7.5.3 Gremlin ensures that the Application can operate on and is tested against the latest patches for the supporting operating systems required by Gremlin and stated in the applicable order. Gremlin guarantees that all critical and high exploit patches, released by supporting operating system vendors will be tested and certified within 30 days of patch notification, and all medium exploit patches will be tested and certified within 45 days of patch notification. Gremlin also ensures that their application will continue to be certified with future operating system upgrades of the then-current supported operating systems.
7.5.4 Gremlin shall disclose all third-party software used in the Application, including all libraries, frameworks, components, and other products, whether commercial, free, open-source, or closed-source. Gremlin shall make reasonable efforts to ensure that third party software meets all the security-related terms of this Agreement and is as secure as Gremlin’s proprietary code contained within the Application.
7.5.5 Gremlin agrees to have a third-party application assessment and penetration test completed annually. The review shall include, but not be limited to, validation and encoding, authentication and session management, access control, error handling, logging, connections to external systems, encryption, availability, and other common vulnerabilities. The review may include a combination of vulnerability scanning, penetration testing, static analysis of the source code, and expert code review. A summary of the review or third-party certification letter, which includes a detailed scope, will be provided to Client upon completion of test.
7.5.6 Gremlin agrees any changes to the Application shall undergo a vulnerability and penetration test prior to going to production.
7.5.7 Gremlin shall perform post production security scans to ensure that the Application or code was not modified from what was tested in test. Documentation of this process will be provided to Client upon request.
7.5.8 Upon request Gremlin, shall disclose security tools utilized within their software development lifecycle.
7.5.9 Any exchange or transmission of Client’s customers’ data, including exchanges or transmissions to and from 3rd parties (which must also be pre-authorized by Client), must use both file and transmission encryption.

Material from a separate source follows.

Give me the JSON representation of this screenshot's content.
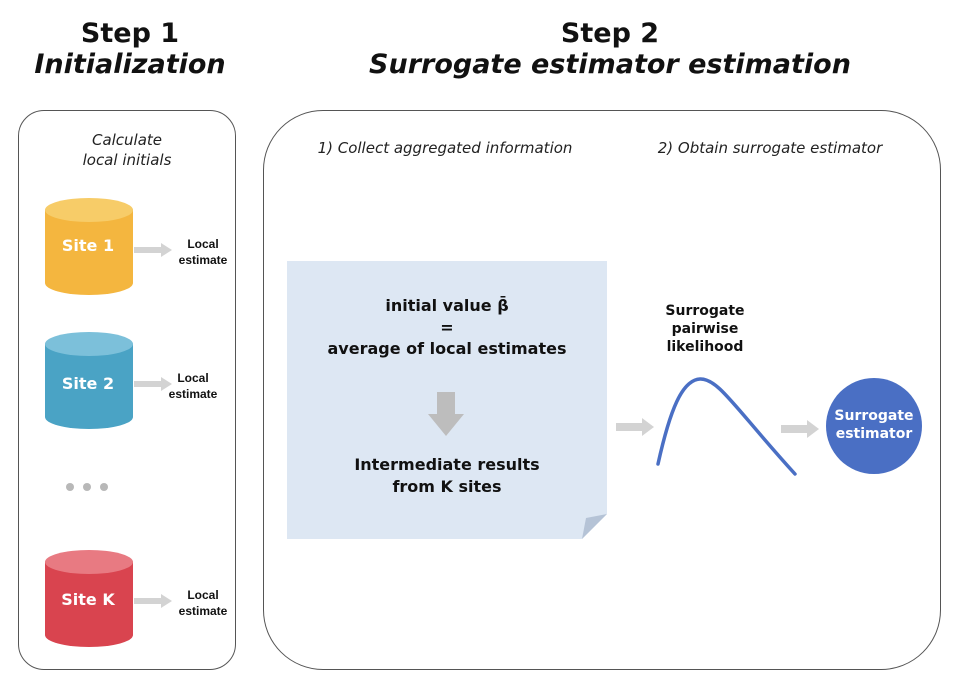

7.5.10 Gremlin shall maintain a security architecture that includes at a minimum, but not limited to, network firewalls, intrusion detection and prevention systems, endpoint security, anti-virus, web application firewalls, content filtering applications, database monitoring, data leak prevention solutions, SIEM technology, and day zero malware detection and prevention.

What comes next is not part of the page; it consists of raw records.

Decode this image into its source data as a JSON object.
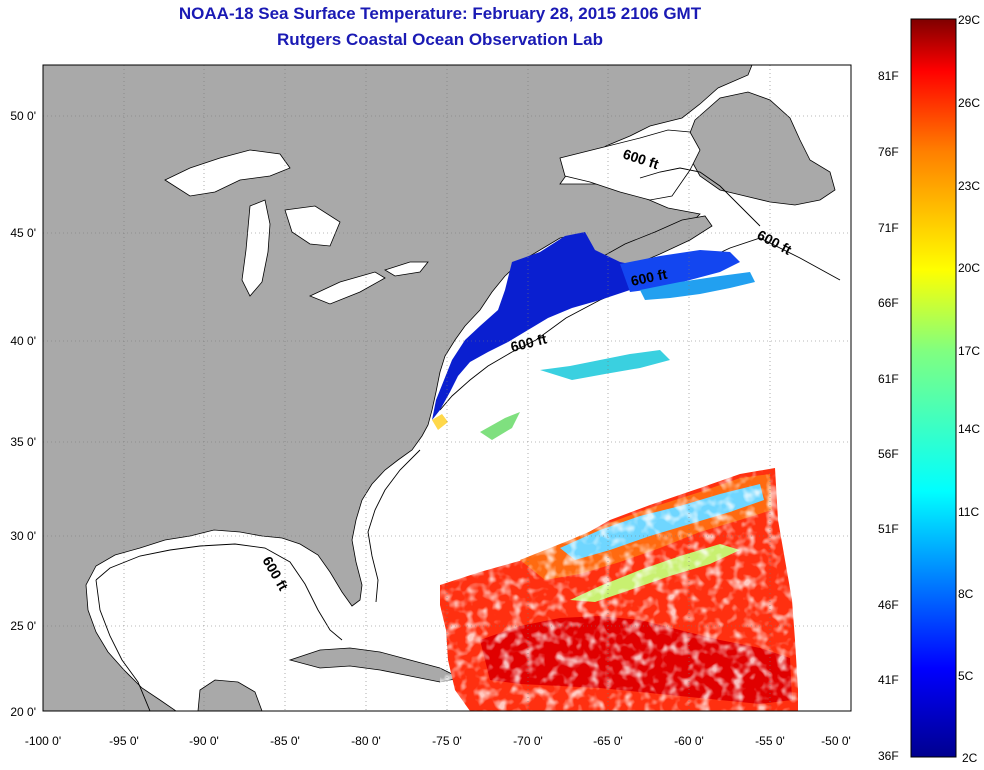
{
  "header": {
    "title": "NOAA-18 Sea Surface Temperature:  February 28, 2015 2106 GMT",
    "subtitle": "Rutgers Coastal Ocean Observation Lab"
  },
  "map": {
    "lat_ticks": [
      "50 0'",
      "45 0'",
      "40 0'",
      "35 0'",
      "30 0'",
      "25 0'",
      "20 0'"
    ],
    "lon_ticks": [
      "-100 0'",
      "-95 0'",
      "-90 0'",
      "-85 0'",
      "-80 0'",
      "-75 0'",
      "-70 0'",
      "-65 0'",
      "-60 0'",
      "-55 0'",
      "-50 0'"
    ],
    "land_color": "#a9a9a9",
    "depth_contour_label": "600 ft"
  },
  "colorbar": {
    "fahrenheit_labels": [
      "81F",
      "76F",
      "71F",
      "66F",
      "61F",
      "56F",
      "51F",
      "46F",
      "41F",
      "36F"
    ],
    "celsius_labels": [
      "29C",
      "26C",
      "23C",
      "20C",
      "17C",
      "14C",
      "11C",
      "8C",
      "5C",
      "2C"
    ],
    "colors": [
      "#7f0000",
      "#ff0000",
      "#ff8000",
      "#ffff00",
      "#80ff80",
      "#00ffff",
      "#0080ff",
      "#0000ff",
      "#00008f"
    ]
  }
}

7.5.11 Gremlin warrants that the Application shall not contain any code that weakens the security of the Application, including computer viruses, worms, time bombs, back doors, Trojan horses, Easter eggs, and all other forms of malicious code and that the Application does not contain any flaws described in then-current OWASP Top Ten Most Critical Web Application Vulnerabilities and SANS Top 25 software errors, or most common programming errors.